Early Life
Bourget was born in the parish of St Joseph in Lévis, Quebec on October 30, 1799. He was the eleventh child of thirteen born to Piere Bourget, a farmer, and Therese Paradis. He received elementary schooling at home and at a Point Lévis school, and then went on to study at the Petit Séminaire de Québec, with only middling academic success, and at the Grand Séminaire de Québec.
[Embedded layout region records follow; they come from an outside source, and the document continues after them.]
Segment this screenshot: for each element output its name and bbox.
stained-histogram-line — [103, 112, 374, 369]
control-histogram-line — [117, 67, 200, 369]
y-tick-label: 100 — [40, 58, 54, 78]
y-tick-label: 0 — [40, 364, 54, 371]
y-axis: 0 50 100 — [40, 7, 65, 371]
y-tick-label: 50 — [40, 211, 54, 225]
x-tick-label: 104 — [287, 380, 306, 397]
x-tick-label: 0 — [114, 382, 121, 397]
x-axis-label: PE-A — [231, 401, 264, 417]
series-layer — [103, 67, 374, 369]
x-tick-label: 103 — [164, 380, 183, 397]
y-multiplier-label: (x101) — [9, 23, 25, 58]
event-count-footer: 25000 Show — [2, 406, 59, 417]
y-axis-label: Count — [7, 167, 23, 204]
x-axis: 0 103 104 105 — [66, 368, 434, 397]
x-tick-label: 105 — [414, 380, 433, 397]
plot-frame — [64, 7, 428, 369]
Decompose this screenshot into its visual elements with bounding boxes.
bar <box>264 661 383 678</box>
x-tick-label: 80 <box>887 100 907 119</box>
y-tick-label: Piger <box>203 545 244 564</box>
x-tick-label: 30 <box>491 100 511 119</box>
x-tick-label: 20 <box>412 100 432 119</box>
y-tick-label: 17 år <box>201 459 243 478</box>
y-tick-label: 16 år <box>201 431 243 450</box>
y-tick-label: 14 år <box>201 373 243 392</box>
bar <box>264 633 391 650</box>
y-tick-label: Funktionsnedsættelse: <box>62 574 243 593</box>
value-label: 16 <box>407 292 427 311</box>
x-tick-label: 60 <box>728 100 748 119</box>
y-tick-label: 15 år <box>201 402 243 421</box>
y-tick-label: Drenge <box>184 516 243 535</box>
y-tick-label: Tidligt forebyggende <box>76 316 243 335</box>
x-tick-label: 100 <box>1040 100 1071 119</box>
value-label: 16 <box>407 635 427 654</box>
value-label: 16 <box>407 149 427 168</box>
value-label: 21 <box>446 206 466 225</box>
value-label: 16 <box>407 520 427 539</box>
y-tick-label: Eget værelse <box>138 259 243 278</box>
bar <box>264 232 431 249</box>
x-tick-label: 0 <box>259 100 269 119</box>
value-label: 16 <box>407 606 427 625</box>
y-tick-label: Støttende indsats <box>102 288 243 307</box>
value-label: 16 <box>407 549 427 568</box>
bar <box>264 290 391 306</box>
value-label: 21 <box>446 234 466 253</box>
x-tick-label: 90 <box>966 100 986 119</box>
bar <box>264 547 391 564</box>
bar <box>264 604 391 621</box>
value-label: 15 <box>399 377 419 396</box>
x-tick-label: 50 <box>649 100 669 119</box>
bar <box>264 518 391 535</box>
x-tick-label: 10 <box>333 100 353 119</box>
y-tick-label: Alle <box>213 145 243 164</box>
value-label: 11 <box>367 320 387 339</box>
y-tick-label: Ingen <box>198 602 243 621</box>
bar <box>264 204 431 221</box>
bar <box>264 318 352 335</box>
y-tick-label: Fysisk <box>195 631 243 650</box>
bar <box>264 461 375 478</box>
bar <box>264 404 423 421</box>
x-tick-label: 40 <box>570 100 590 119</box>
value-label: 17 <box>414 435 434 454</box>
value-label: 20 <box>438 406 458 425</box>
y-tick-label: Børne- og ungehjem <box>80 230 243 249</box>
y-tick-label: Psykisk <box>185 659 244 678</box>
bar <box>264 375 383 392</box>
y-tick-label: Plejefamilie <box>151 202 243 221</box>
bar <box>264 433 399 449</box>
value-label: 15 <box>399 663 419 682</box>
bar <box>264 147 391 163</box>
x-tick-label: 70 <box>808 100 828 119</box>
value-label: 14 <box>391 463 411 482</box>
In 1812, Bourget was admitted to the Congrégation de la Sainte-Vierge. On August 11, 1818 he was tonsured in the cathedral at Quebec City and from September 1818 commenced three years of study at the Séminaire de Nicolet, where he studied theology, and also taught first year classes in Latin elements and second year classes in syntax. On January 28, 1821, he was conferred minor orders by Joseph-Octave Plessis, Archbishop of Quebec, and on May 20 of that year at the parish church of Nicolet he was elevated to the position of subdeacon. On May 21, 1821, Bourget left Nicolet to assume the post of Secretary to Jean-Jacques Lartigue, vicar general of Montreal. On December 22, 1821 he was made a deacon at the bishop's residence in the Hôtel-Dieu.
On November 30, 1822, Bourget was ordained to the priesthood by Lartigue and shortly thereafter was given supervision of the construction of Saint-Jacques Cathedral, the erection of which had only begun that year. The cathedral was completed on September 22, 1825 and consecrated by Archbishop Plessis, and Bourget was named chaplain. This role gave him responsibility for organising the pastoral ministry of St-Jacques and seeing to the conduct of public worship.
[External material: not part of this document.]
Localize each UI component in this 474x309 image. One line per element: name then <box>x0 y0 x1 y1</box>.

On September 8, 1836, Montreal was made a bishopric, with Lartigue becoming Bishop of Montreal. This led to clashes with the Society of Saint-Sulpice, known as the Sulpicians, who exercised dominion over Montreal Island as seigneurs and pastors of the parish of Notre-Dame and who did not recognise Lartigue's episcopal authority over them. This particularly frustrated Lartigue, who followed the doctrine of ultramontanism, which asserted the supreme authority of the Pope over local temporal and spiritual hierarchies. Bourget shared this viewpoint with Lartigue, which led Lartigue to make a submission to Pope Gregory XVI appointing Bourget as his successor to the episcopal see. Despite objections from the Sulpicians, who asserted Bourget was too inexperienced and too concerned with the minutiae of process and discipline, the submission was accepted by the Pope, and on March 10, 1837 Bourget was appointed bishop of the titular see of Telmesse (an honorary rather than substantive position) and coadjutor to the bishop of Montreal with right of succession. He was consecrated to this position on July 25, 1837 in St-Jacques Cathedral.
The newly created diocese of Montreal consisted of 79 parishes, 34 missions at widely dispersed points, particularly in the Eastern Townships, and four missions to the Indians. It included 186,244 adherents of whom 115,071 were communicants. The town of Montreal itself contained 22,000 Catholics, being approximately two thirds of the town's population. In June/July 1838 and in May–July 1939, Bourget toured the bishopric, visiting around 30 parishes.
1837 and 1838 saw the Lower Canada Rebellion, in which both Lartigue and Bourget made public statements opposing the rebels, and in particular condemning Louis-Joseph Papineau, who was a supporter of secular schools in preference to religious schools. Lartigue called on all Catholics to reject the reform movement and support the authorities.